'Anchor' is indeed the most up-to-date term, now in the process of replacing the sexist and already slightly dated 'anchorman.' ('Anchorwoman' exists, but it's comparatively long, awkward, and therefore not all that common, much like 'chairwoman,' which has also never caught on strongly.)
The anchor at an American TV network is the journalist who sits behind a desk and leads the broadcast of a national news program, not only reading the main news but writing it and usually also having considerable, though by no means absolute, editorial control over content (choice of topics) as well. Famous past anchors include Walter Cronkite and David Brinkley, now both elderly; more recent are Dan Rather and Tom Brokaw (both recently retired), Peter Jennings (died not long ago), and Jim Lehrer (close to the older generation but still on the job at PBS). The current trend is away from a single 'star' anchor and towards a pair of anchors or a rotating team.

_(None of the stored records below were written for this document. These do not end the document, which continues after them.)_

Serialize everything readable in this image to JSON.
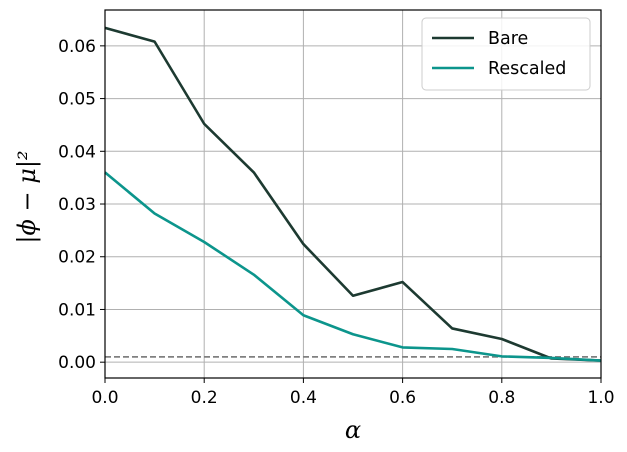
{
  "chart_data": {
    "type": "line",
    "title": "",
    "xlabel": "α",
    "ylabel": "|ϕ − μ|²",
    "xlim": [
      0.0,
      1.0
    ],
    "ylim": [
      -0.003,
      0.0668
    ],
    "x_ticks": [
      0.0,
      0.2,
      0.4,
      0.6,
      0.8,
      1.0
    ],
    "x_tick_labels": [
      "0.0",
      "0.2",
      "0.4",
      "0.6",
      "0.8",
      "1.0"
    ],
    "y_ticks": [
      0.0,
      0.01,
      0.02,
      0.03,
      0.04,
      0.05,
      0.06
    ],
    "y_tick_labels": [
      "0.00",
      "0.01",
      "0.02",
      "0.03",
      "0.04",
      "0.05",
      "0.06"
    ],
    "grid": true,
    "legend_position": "top-right",
    "x": [
      0.0,
      0.1,
      0.2,
      0.3,
      0.4,
      0.5,
      0.6,
      0.7,
      0.8,
      0.9,
      1.0
    ],
    "series": [
      {
        "name": "Bare",
        "color": "#1d3a31",
        "values": [
          0.0634,
          0.0608,
          0.0452,
          0.036,
          0.0224,
          0.0126,
          0.0152,
          0.0064,
          0.0044,
          0.0007,
          0.0003
        ]
      },
      {
        "name": "Rescaled",
        "color": "#0c958c",
        "values": [
          0.036,
          0.0282,
          0.0228,
          0.0166,
          0.0089,
          0.0053,
          0.0028,
          0.0025,
          0.0011,
          0.0008,
          0.0003
        ]
      }
    ],
    "reference_line": {
      "y": 0.001,
      "color": "#808080",
      "style": "dashed"
    }
  }
}
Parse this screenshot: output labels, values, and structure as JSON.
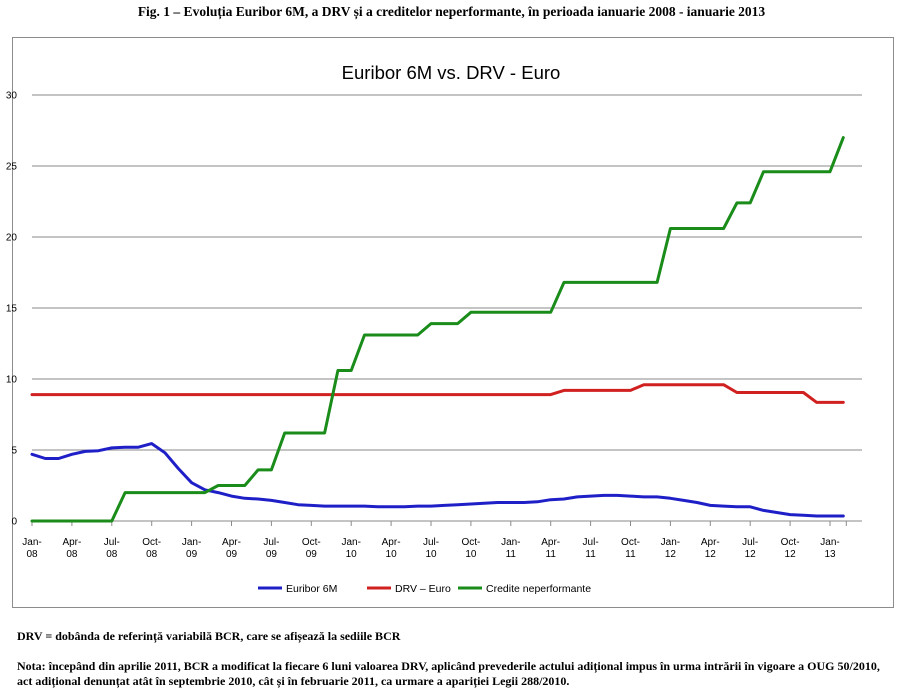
{
  "figure_caption": "Fig. 1 – Evoluția Euribor 6M, a DRV și a creditelor neperformante, în perioada ianuarie 2008 - ianuarie 2013",
  "footnotes": [
    "DRV = dobânda de referință variabilă BCR, care se afișează la sediile BCR",
    "Nota: începând din aprilie 2011, BCR a modificat la fiecare 6 luni valoarea DRV, aplicând prevederile actului adițional impus în urma intrării în vigoare a OUG 50/2010, act adițional denunțat atât în septembrie 2010, cât și în februarie 2011, ca urmare a apariției Legii 288/2010."
  ],
  "chart_data": {
    "type": "line",
    "title": "Euribor 6M vs. DRV - Euro",
    "xlabel": "",
    "ylabel": "",
    "ylim": [
      0,
      30
    ],
    "yticks": [
      0,
      5,
      10,
      15,
      20,
      25,
      30
    ],
    "grid": true,
    "legend_position": "bottom",
    "x": [
      "2008-01",
      "2008-02",
      "2008-03",
      "2008-04",
      "2008-05",
      "2008-06",
      "2008-07",
      "2008-08",
      "2008-09",
      "2008-10",
      "2008-11",
      "2008-12",
      "2009-01",
      "2009-02",
      "2009-03",
      "2009-04",
      "2009-05",
      "2009-06",
      "2009-07",
      "2009-08",
      "2009-09",
      "2009-10",
      "2009-11",
      "2009-12",
      "2010-01",
      "2010-02",
      "2010-03",
      "2010-04",
      "2010-05",
      "2010-06",
      "2010-07",
      "2010-08",
      "2010-09",
      "2010-10",
      "2010-11",
      "2010-12",
      "2011-01",
      "2011-02",
      "2011-03",
      "2011-04",
      "2011-05",
      "2011-06",
      "2011-07",
      "2011-08",
      "2011-09",
      "2011-10",
      "2011-11",
      "2011-12",
      "2012-01",
      "2012-02",
      "2012-03",
      "2012-04",
      "2012-05",
      "2012-06",
      "2012-07",
      "2012-08",
      "2012-09",
      "2012-10",
      "2012-11",
      "2012-12",
      "2013-01",
      "2013-02"
    ],
    "x_tick_labels": [
      [
        "Jan-",
        "08"
      ],
      [
        "Apr-",
        "08"
      ],
      [
        "Jul-",
        "08"
      ],
      [
        "Oct-",
        "08"
      ],
      [
        "Jan-",
        "09"
      ],
      [
        "Apr-",
        "09"
      ],
      [
        "Jul-",
        "09"
      ],
      [
        "Oct-",
        "09"
      ],
      [
        "Jan-",
        "10"
      ],
      [
        "Apr-",
        "10"
      ],
      [
        "Jul-",
        "10"
      ],
      [
        "Oct-",
        "10"
      ],
      [
        "Jan-",
        "11"
      ],
      [
        "Apr-",
        "11"
      ],
      [
        "Jul-",
        "11"
      ],
      [
        "Oct-",
        "11"
      ],
      [
        "Jan-",
        "12"
      ],
      [
        "Apr-",
        "12"
      ],
      [
        "Jul-",
        "12"
      ],
      [
        "Oct-",
        "12"
      ],
      [
        "Jan-",
        "13"
      ]
    ],
    "series": [
      {
        "name": "Euribor 6M",
        "color": "#1f1fc8",
        "values": [
          4.7,
          4.4,
          4.4,
          4.7,
          4.9,
          4.95,
          5.15,
          5.2,
          5.2,
          5.45,
          4.8,
          3.7,
          2.7,
          2.2,
          2.0,
          1.75,
          1.6,
          1.55,
          1.45,
          1.3,
          1.15,
          1.1,
          1.05,
          1.05,
          1.05,
          1.05,
          1.0,
          1.0,
          1.0,
          1.05,
          1.05,
          1.1,
          1.15,
          1.2,
          1.25,
          1.3,
          1.3,
          1.3,
          1.35,
          1.5,
          1.55,
          1.7,
          1.75,
          1.8,
          1.8,
          1.75,
          1.7,
          1.7,
          1.6,
          1.45,
          1.3,
          1.1,
          1.05,
          1.0,
          1.0,
          0.75,
          0.6,
          0.45,
          0.4,
          0.35,
          0.35,
          0.35
        ]
      },
      {
        "name": "DRV – Euro",
        "color": "#d02020",
        "values": [
          8.9,
          8.9,
          8.9,
          8.9,
          8.9,
          8.9,
          8.9,
          8.9,
          8.9,
          8.9,
          8.9,
          8.9,
          8.9,
          8.9,
          8.9,
          8.9,
          8.9,
          8.9,
          8.9,
          8.9,
          8.9,
          8.9,
          8.9,
          8.9,
          8.9,
          8.9,
          8.9,
          8.9,
          8.9,
          8.9,
          8.9,
          8.9,
          8.9,
          8.9,
          8.9,
          8.9,
          8.9,
          8.9,
          8.9,
          8.9,
          9.2,
          9.2,
          9.2,
          9.2,
          9.2,
          9.2,
          9.6,
          9.6,
          9.6,
          9.6,
          9.6,
          9.6,
          9.6,
          9.05,
          9.05,
          9.05,
          9.05,
          9.05,
          9.05,
          8.35,
          8.35,
          8.35
        ]
      },
      {
        "name": "Credite neperformante",
        "color": "#1a8c1a",
        "values": [
          0,
          0,
          0,
          0,
          0,
          0,
          0,
          2.0,
          2.0,
          2.0,
          2.0,
          2.0,
          2.0,
          2.0,
          2.5,
          2.5,
          2.5,
          3.6,
          3.6,
          6.2,
          6.2,
          6.2,
          6.2,
          10.6,
          10.6,
          13.1,
          13.1,
          13.1,
          13.1,
          13.1,
          13.9,
          13.9,
          13.9,
          14.7,
          14.7,
          14.7,
          14.7,
          14.7,
          14.7,
          14.7,
          16.8,
          16.8,
          16.8,
          16.8,
          16.8,
          16.8,
          16.8,
          16.8,
          20.6,
          20.6,
          20.6,
          20.6,
          20.6,
          22.4,
          22.4,
          24.6,
          24.6,
          24.6,
          24.6,
          24.6,
          24.6,
          27.0
        ]
      }
    ]
  }
}
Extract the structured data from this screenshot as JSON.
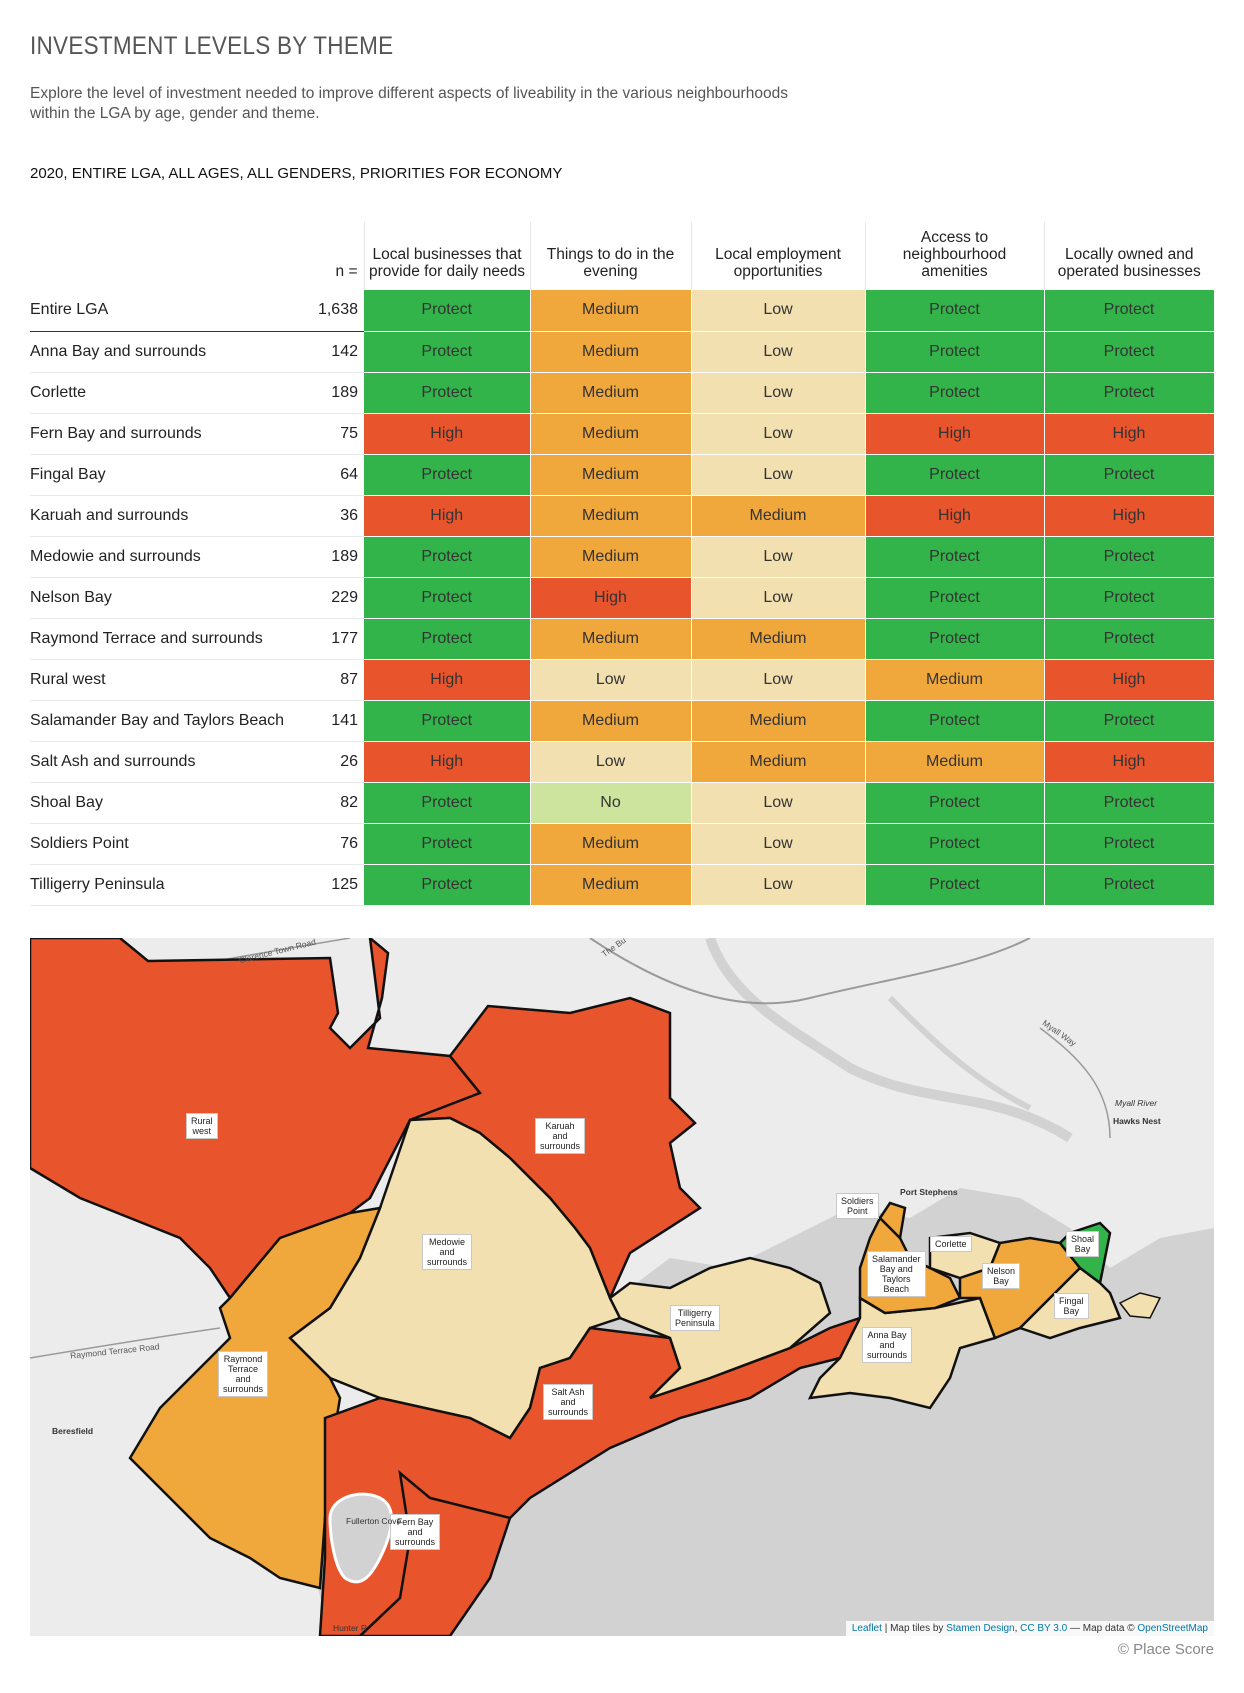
{
  "title": "INVESTMENT LEVELS BY THEME",
  "subtitle": "Explore the level of investment needed to improve different aspects of liveability in the various neighbourhoods within the LGA by age, gender and theme.",
  "filter_line": "2020, ENTIRE LGA, ALL AGES, ALL GENDERS, PRIORITIES FOR ECONOMY",
  "colors": {
    "Protect": "#33b44a",
    "Medium": "#f0a73c",
    "Low": "#f3e0b0",
    "High": "#e8542b",
    "No": "#cde49e"
  },
  "table": {
    "n_header": "n =",
    "columns": [
      "Local businesses that provide for daily needs",
      "Things to do in the evening",
      "Local employment opportunities",
      "Access to neighbourhood amenities",
      "Locally owned and operated businesses"
    ],
    "rows": [
      {
        "name": "Entire LGA",
        "n": "1,638",
        "values": [
          "Protect",
          "Medium",
          "Low",
          "Protect",
          "Protect"
        ]
      },
      {
        "name": "Anna Bay and surrounds",
        "n": "142",
        "values": [
          "Protect",
          "Medium",
          "Low",
          "Protect",
          "Protect"
        ]
      },
      {
        "name": "Corlette",
        "n": "189",
        "values": [
          "Protect",
          "Medium",
          "Low",
          "Protect",
          "Protect"
        ]
      },
      {
        "name": "Fern Bay and surrounds",
        "n": "75",
        "values": [
          "High",
          "Medium",
          "Low",
          "High",
          "High"
        ]
      },
      {
        "name": "Fingal Bay",
        "n": "64",
        "values": [
          "Protect",
          "Medium",
          "Low",
          "Protect",
          "Protect"
        ]
      },
      {
        "name": "Karuah and surrounds",
        "n": "36",
        "values": [
          "High",
          "Medium",
          "Medium",
          "High",
          "High"
        ]
      },
      {
        "name": "Medowie and surrounds",
        "n": "189",
        "values": [
          "Protect",
          "Medium",
          "Low",
          "Protect",
          "Protect"
        ]
      },
      {
        "name": "Nelson Bay",
        "n": "229",
        "values": [
          "Protect",
          "High",
          "Low",
          "Protect",
          "Protect"
        ]
      },
      {
        "name": "Raymond Terrace and surrounds",
        "n": "177",
        "values": [
          "Protect",
          "Medium",
          "Medium",
          "Protect",
          "Protect"
        ]
      },
      {
        "name": "Rural west",
        "n": "87",
        "values": [
          "High",
          "Low",
          "Low",
          "Medium",
          "High"
        ]
      },
      {
        "name": "Salamander Bay and Taylors Beach",
        "n": "141",
        "values": [
          "Protect",
          "Medium",
          "Medium",
          "Protect",
          "Protect"
        ]
      },
      {
        "name": "Salt Ash and surrounds",
        "n": "26",
        "values": [
          "High",
          "Low",
          "Medium",
          "Medium",
          "High"
        ]
      },
      {
        "name": "Shoal Bay",
        "n": "82",
        "values": [
          "Protect",
          "No",
          "Low",
          "Protect",
          "Protect"
        ]
      },
      {
        "name": "Soldiers Point",
        "n": "76",
        "values": [
          "Protect",
          "Medium",
          "Low",
          "Protect",
          "Protect"
        ]
      },
      {
        "name": "Tilligerry Peninsula",
        "n": "125",
        "values": [
          "Protect",
          "Medium",
          "Low",
          "Protect",
          "Protect"
        ]
      }
    ]
  },
  "map": {
    "labels": {
      "rural_west": "Rural\nwest",
      "karuah": "Karuah\nand\nsurrounds",
      "medowie": "Medowie\nand\nsurrounds",
      "raymond": "Raymond\nTerrace\nand\nsurrounds",
      "salt_ash": "Salt Ash\nand\nsurrounds",
      "fern_bay": "Fern Bay\nand\nsurrounds",
      "tilligerry": "Tilligerry\nPeninsula",
      "anna_bay": "Anna Bay\nand\nsurrounds",
      "salamander": "Salamander\nBay and\nTaylors\nBeach",
      "soldiers": "Soldiers\nPoint",
      "corlette": "Corlette",
      "nelson": "Nelson\nBay",
      "shoal": "Shoal\nBay",
      "fingal": "Fingal\nBay"
    },
    "roads": {
      "clarence": "Clarence Town Road",
      "raymond_rd": "Raymond Terrace Road",
      "myall": "Myall Way",
      "the_b": "The Bu"
    },
    "places": {
      "port_stephens": "Port Stephens",
      "hawks_nest": "Hawks Nest",
      "myall_river": "Myall River",
      "beresfield": "Beresfield",
      "fullerton": "Fullerton Cove",
      "hunter": "Hunter R"
    },
    "attribution": {
      "leaflet": "Leaflet",
      "tiles_prefix": "| Map tiles by",
      "stamen": "Stamen Design",
      "cc": "CC BY 3.0",
      "data_prefix": "— Map data ©",
      "osm": "OpenStreetMap"
    }
  },
  "footer": "© Place Score"
}
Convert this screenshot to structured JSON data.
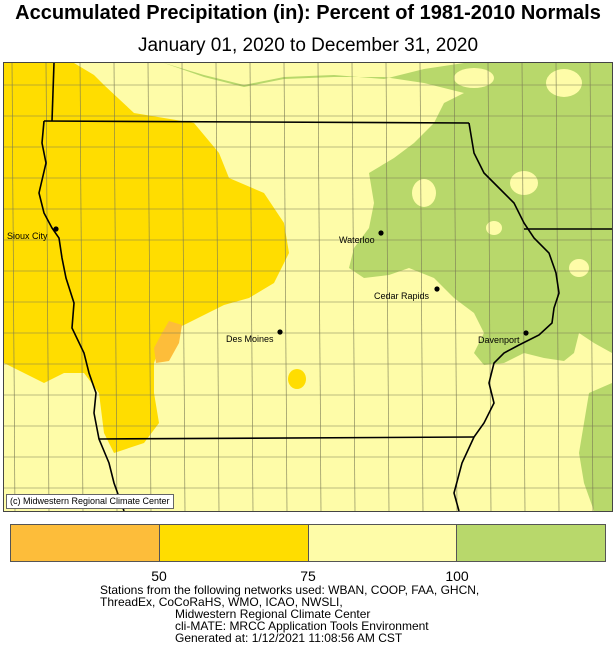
{
  "header": {
    "title": "Accumulated Precipitation (in): Percent of 1981-2010 Normals",
    "subtitle": "January 01, 2020 to December 31, 2020"
  },
  "map": {
    "credit": "(c) Midwestern Regional Climate Center",
    "cities": [
      {
        "name": "Sioux City"
      },
      {
        "name": "Waterloo"
      },
      {
        "name": "Cedar Rapids"
      },
      {
        "name": "Des Moines"
      },
      {
        "name": "Davenport"
      }
    ],
    "colors": {
      "below_50": "#fdbd3a",
      "50_75": "#ffdd00",
      "75_100": "#fefca8",
      "above_100": "#b8d86b",
      "water": "#ffffff",
      "boundary": "#000000",
      "county": "#7a7a55"
    }
  },
  "legend": {
    "swatches": [
      {
        "color": "#fdbd3a"
      },
      {
        "color": "#ffdd00"
      },
      {
        "color": "#fefca8"
      },
      {
        "color": "#b8d86b"
      }
    ],
    "ticks": [
      "50",
      "75",
      "100"
    ]
  },
  "footer": {
    "lines": [
      "Stations from the following networks used: WBAN, COOP, FAA, GHCN,",
      "ThreadEx, CoCoRaHS, WMO, ICAO, NWSLI,",
      "Midwestern Regional Climate Center",
      "cli-MATE: MRCC Application Tools Environment",
      "Generated at: 1/12/2021 11:08:56 AM CST"
    ]
  }
}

Local stations also have anchors who lead the local news broadcast; these are sometimes chosen more for their photogenic qualities than for their journalism experience, so some of them may have correspondingly less editorial control, but then again, that trend is fast advancing on network and, especially, cable TV as well.
Whether this is more like a Nachrichtensprecher or a Moderator is for German speakers to say. If, as I suspect, it's somewhat like both, then why not include both options? Very few words have a single 1:1 translation.
'News reader / newsreader' in this sense, though, should definitely be marked BE if it isn't already; the main sense of it in AE, as far as I'm aware, is a software program that downloads and sorts e-mails from online newsgroups such as Usenet.